At least we now know that McCain, who admitted he didn’t really know much about the economy, decided to balance the ticket by choosing a running mate who doesn’t know ANYthing.

No wonder the McCain team wants to keep her away from real journalists…

At White River Amphitheatre for Santana

We’re at the White River Amphitheatre for the Santana concert. We did the “green” thing by parking in Auburn and taking the (9 mile) shuttle bus. It’s now 6:25, the concert is scheduled to start at 7, and we’re at the end of a long line that is only just starting to move. This is easily the most incompetently disorganized concert facility I’ve ever been to. I hope the show is better than the venue.
Update: seated and ready to go by 7:15. Opening act was Salvador Santana Band. 6 members: drums, bass, keyboards, sax/vocals, guitar, and a total loser who fancied himself as a rapper and keyboards player. He had no sense of rhythm in either role. If they’d dumped him, the remaining five guys would have made a great act – tight rhythm, good vocals, inventive solos. Oh well….
And now for Santana!
Brilliant. A simply wonderful show.

Origin of the specious

In the New Humanist, A. C. Grayling carves up “Dissent over Descent”, the new book on Intelligent Design by the ludicrous Steve Fuller. Money quote:

Fuller has written about Popper; he seems to forget Popper’s killer point, namely, a theory that explains everything explains nothing. ID is such a theory; everything is consistent with it, nothing disproves it. The idea that there is such a thing as a deity behaves logically as a contradiction does unsurprisingly, because the idea is indeed contradictory: anything whatever follows from it. But presumably this is okay for Fuller because he was educated by Jesuits.

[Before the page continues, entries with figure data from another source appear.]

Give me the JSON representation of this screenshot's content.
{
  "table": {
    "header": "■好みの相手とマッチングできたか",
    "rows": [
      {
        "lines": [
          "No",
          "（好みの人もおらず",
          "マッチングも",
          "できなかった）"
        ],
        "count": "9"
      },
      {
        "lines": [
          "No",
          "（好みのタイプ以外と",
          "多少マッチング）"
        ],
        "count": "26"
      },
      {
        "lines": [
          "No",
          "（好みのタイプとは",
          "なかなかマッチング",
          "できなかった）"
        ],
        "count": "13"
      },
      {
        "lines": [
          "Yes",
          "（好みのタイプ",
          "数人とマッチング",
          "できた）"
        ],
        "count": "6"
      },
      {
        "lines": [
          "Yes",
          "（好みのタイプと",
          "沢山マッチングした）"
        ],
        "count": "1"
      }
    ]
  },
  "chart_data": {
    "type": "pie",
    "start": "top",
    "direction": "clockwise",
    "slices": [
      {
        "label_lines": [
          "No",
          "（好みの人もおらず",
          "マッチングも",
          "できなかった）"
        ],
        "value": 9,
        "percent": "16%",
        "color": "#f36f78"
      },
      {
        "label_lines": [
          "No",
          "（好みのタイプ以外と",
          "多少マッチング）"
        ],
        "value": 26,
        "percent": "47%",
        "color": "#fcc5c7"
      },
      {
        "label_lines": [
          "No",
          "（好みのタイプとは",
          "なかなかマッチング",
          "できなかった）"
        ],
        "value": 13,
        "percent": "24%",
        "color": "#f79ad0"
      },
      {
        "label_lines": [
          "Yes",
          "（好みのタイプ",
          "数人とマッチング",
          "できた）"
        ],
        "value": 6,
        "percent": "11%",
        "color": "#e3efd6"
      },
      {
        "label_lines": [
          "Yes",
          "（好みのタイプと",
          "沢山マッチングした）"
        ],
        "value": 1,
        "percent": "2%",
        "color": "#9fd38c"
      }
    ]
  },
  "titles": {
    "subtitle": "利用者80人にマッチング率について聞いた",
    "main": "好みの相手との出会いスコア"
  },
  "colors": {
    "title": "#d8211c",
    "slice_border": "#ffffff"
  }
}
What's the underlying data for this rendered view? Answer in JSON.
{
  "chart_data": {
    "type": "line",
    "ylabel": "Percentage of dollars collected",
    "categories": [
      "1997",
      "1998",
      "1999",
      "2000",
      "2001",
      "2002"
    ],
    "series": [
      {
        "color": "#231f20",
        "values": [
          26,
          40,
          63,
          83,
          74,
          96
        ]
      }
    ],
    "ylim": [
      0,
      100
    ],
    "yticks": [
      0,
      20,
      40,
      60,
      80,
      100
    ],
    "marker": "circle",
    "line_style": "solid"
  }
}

"Girls warned playing didgeridoo could cause infertility"

From AFP:

The Victorian Aboriginal Education Association said instructing girls on how to play the [didgeridoo] was an extreme cultural indiscretion and has called for the book to be pulped.

OK, I can believe that it might be a “cultural indiscretion”, whatever that means. No reason not to do it, of course – and no reason to pulp the book. I bump into cultural indiscretions all the time, most recently from the RNC in MSP.
But then it gets really silly. According to the association’s general manager Mark Rose:

“We know very clearly that there’s a range of consequences for a female touching a didgeridoo — infertility would be the start of it, ranging to other consequences,” he said, adding: “I won’t even let my daughter touch one.”

Someone should ask Mr. Rose to explain exactly what he means. Infertility is pretty well understood: which parts of a female’s reproductive functioning would be affected by touching a didgeridoo, and how? What would the causal mechanism be? How would the “consequences” be manifested – would they show up on an X-ray or ultrasound, for instance, or would it be necessary to test hormone levels?
Rose describes it as “cultural ignorance”. It seems that the real ignorance shown here is his own superstitious ignorance of science and medicine. And I refuse to play the patronizing multicultural game of assuming that Aboriginals are incapable of living in a scientifically informed culture, and that their mythologies are so fragile that we must all pretend that they correspond to reality.